The news about the digital transition in February 2009 is getting out, but half of the TV-watching public is still unaware and needs to be educated about the event. Awareness among those most affected – those who depend entirely on over-the-air signals – is the lowest of all the groups, at 31 percent, according to a survey from CTAM Pulse (full report here).

CTAM is a member of the DTV Transition Coalition, the organization that is taking responsibility for educating the public about the transition.

The CTAM survey reveals that only half (48 percent) of U.S. households are aware of the digital TV transition. Awareness among customers of cable services breaks down this way: among broadband subs, it’s 45 percent; among digital cable service, it’s 40 percent; and among basic cable service, it’s 39 percent.

Though any TV connected to a pay-TV service will be unaffected by the digital transition, the CTAM survey suggests that it is still imperative to educate subscribers.

The majority of households that currently receive cable, satellite or any other TV service have all their TV sets connected to some type of TV service, but 25 percent – or 23.3 million homes – said they also have at least one or more “unconnected” sets in their homes. Two-fifths (40 percent) of households with an unconnected TV set said they use those sets to watch broadcast TV programs only.

Twenty-two percent use them to watch DVDs, and 16 percent use them for video games.

Forty-seven percent of all survey respondents said they do not know when the digital transition will occur, and 26 percent believe it will take place sometime other than 2009.

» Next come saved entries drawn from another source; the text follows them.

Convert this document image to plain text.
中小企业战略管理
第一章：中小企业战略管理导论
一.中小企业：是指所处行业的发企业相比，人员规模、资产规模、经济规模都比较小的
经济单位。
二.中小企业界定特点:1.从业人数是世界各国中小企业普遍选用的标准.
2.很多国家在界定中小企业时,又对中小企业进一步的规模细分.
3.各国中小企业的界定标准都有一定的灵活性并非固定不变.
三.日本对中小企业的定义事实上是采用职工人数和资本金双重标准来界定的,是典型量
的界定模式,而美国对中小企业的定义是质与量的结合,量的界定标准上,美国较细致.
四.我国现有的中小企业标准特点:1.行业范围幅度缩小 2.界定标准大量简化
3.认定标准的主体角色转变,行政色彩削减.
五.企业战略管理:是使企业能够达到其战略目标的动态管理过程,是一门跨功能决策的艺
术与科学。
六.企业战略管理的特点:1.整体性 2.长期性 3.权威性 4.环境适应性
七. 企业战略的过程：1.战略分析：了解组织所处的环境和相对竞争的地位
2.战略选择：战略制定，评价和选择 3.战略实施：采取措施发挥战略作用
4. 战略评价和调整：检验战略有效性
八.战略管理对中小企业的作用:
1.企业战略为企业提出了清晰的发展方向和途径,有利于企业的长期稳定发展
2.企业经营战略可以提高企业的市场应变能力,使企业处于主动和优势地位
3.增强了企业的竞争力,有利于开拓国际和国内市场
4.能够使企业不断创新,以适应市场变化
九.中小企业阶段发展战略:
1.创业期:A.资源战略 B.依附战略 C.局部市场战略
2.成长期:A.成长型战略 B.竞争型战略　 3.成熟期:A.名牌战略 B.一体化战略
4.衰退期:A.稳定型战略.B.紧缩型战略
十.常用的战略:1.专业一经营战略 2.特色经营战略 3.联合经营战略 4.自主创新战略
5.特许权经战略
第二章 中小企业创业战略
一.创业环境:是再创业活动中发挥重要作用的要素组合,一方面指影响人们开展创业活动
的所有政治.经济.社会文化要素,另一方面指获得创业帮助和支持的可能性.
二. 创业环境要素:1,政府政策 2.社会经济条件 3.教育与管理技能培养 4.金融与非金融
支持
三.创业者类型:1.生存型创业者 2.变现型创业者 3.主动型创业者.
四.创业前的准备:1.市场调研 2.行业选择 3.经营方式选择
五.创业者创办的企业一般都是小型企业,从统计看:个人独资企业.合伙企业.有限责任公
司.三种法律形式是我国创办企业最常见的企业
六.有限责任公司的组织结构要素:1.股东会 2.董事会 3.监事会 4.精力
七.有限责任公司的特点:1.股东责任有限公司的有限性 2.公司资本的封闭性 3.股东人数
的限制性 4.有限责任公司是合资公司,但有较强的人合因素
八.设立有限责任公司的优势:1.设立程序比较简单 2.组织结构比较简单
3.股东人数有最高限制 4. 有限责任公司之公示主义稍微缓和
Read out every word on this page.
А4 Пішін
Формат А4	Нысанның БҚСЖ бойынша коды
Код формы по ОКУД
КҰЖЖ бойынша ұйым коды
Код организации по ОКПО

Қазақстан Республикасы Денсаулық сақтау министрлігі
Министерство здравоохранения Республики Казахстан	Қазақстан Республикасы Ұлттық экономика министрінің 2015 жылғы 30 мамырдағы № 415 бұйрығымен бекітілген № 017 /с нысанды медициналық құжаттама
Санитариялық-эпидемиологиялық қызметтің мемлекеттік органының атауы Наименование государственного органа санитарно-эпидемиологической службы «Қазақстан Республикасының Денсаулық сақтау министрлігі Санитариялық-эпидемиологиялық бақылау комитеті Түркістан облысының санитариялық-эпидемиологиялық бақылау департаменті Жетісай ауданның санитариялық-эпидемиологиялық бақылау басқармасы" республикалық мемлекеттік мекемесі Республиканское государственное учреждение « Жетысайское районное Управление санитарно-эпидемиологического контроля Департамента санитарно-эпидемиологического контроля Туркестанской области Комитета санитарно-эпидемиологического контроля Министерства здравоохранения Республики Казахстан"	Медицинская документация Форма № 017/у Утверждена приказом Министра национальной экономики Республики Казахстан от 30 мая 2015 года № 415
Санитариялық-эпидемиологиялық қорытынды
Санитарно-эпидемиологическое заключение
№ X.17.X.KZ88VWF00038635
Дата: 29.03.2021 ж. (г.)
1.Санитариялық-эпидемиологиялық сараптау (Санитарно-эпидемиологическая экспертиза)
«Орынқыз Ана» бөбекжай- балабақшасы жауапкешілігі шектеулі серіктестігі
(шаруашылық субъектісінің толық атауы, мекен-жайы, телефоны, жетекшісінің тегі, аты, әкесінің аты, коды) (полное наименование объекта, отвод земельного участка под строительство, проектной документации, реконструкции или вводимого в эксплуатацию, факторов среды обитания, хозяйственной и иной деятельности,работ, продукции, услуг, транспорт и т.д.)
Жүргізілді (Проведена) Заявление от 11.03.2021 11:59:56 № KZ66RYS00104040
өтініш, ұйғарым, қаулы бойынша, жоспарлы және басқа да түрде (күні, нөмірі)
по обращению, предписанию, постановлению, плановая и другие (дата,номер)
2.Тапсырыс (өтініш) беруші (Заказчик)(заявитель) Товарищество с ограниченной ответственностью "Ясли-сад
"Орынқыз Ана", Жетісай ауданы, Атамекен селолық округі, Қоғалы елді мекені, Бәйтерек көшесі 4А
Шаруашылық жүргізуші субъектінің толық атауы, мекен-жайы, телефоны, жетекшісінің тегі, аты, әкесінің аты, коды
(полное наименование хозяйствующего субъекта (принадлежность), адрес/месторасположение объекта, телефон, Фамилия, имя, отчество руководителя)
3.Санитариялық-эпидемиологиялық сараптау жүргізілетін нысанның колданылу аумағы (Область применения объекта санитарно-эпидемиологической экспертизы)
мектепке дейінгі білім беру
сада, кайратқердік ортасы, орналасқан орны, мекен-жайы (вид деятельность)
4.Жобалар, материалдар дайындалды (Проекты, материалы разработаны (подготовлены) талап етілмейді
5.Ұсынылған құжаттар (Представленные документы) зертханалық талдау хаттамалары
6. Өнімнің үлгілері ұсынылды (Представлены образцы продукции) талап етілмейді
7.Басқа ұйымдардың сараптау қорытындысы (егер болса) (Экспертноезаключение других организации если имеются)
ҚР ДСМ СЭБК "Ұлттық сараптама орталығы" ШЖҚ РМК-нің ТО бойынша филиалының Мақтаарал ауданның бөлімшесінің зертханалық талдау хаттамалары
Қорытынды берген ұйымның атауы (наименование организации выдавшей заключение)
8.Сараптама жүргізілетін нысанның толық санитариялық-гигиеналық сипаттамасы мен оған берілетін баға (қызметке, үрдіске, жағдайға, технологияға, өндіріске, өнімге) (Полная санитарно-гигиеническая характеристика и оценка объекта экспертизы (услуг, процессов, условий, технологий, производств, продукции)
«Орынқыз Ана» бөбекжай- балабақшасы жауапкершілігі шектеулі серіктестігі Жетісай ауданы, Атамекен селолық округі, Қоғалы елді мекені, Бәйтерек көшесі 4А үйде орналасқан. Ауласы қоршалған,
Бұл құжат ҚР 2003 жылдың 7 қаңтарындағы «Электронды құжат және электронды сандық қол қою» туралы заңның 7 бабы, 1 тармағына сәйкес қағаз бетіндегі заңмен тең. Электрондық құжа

“In the months ahead, cable companies will reassure their customers that all connected analog sets will continue to display the new broadcast digital TV signals seamlessly. In addition, companies will be aggressively communicating with all consumers to alert them to the transition, help them understand what will happen in 2009, and [tell them] how they can benefit from this further transition to digital television technology,” said Char Beales, president and CEO of CTAM.